Quant aux invocations, il ne lui est pas permis d’en faire en dehors des formules suivantes : ‘Qu’Allah te réforme, qu’Allah te facilite le bien, qu’Allah prolonge ta vie dans son obéissance’ ou quelque chose de similaire. Mais il ne lui est pas permis d’invoquer son Seigneur pour qu’Il le préserve, le maintienne en vie longtemps, le comble de bienfaits, ou quelque chose de similaire.

 En effet, le Prophète -sallâ l-Lahû ‘aleyhi wa sallam- a dit : « Celui qui invoque en faveur d’un injuste en demandant à Allah de le maintenir (en vie) aura délibérément désobéit à Allah sur Sa Terre ».

 S’il va plus loin que l’invocation, en lui faisant des éloges et en citant des qualités qu’il ne possède pas, il sera alors soit un menteur, soit un hypocrite, soit quelqu’un qui honore les injustes.

Ces trois choses constituent un péché comme indiqué dans le hadîth du Prophète -sallâ l-Lahû ‘aleyhi wa sallam- : « Allah se met en colère lorsque le Fâsiq[2] se fait complimenter ».

 Selon un autre récit : « Celui qui a honoré un Fâsiq a contribué à démolir l’islam ».
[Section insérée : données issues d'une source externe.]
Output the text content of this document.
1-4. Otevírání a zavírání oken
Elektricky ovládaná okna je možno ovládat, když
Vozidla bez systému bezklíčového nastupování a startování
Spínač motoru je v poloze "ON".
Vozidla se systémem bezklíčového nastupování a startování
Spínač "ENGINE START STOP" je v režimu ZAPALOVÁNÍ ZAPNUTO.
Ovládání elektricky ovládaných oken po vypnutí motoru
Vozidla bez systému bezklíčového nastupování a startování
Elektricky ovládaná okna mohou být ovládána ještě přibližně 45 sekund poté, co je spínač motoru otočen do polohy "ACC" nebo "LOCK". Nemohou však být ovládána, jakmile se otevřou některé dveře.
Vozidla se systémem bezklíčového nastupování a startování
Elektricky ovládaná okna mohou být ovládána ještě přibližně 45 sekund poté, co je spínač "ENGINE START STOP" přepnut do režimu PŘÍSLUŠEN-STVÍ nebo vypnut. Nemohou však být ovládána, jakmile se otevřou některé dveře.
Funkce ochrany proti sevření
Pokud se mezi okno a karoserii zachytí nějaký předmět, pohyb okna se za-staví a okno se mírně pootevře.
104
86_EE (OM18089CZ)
 S’il va plus loin encore en l’approuvant dans ce qu’il dit et en complimentant ses actions, il sera désobéissant de par son approbation et l’aide apportée car les compliments et les éloges constituent une aide à la désobéissance et un encouragement à celle-ci de la même façon que la désapprobation, le blâme et l’enlaidissement (de ses paroles et actes) constituent une réprimande et un affaiblissement des causes qui mènent à elle.

 Appuyer quelqu’un dans sa désobéissance ne serait-ce que par la moitié d’un mot est une désobéissance.

 Soufyân -qu’Allâh lui fasse Miséricorde- fut interrogé au sujet d’un injuste qui était sur le point de mourir : « S’il demande à boire, peut-on lui donner de l’eau ? »

 Il -qu’Allâh lui fasse Miséricorde- dit : « Non, laisse le mourir car cela constituerait un appui pour lui. »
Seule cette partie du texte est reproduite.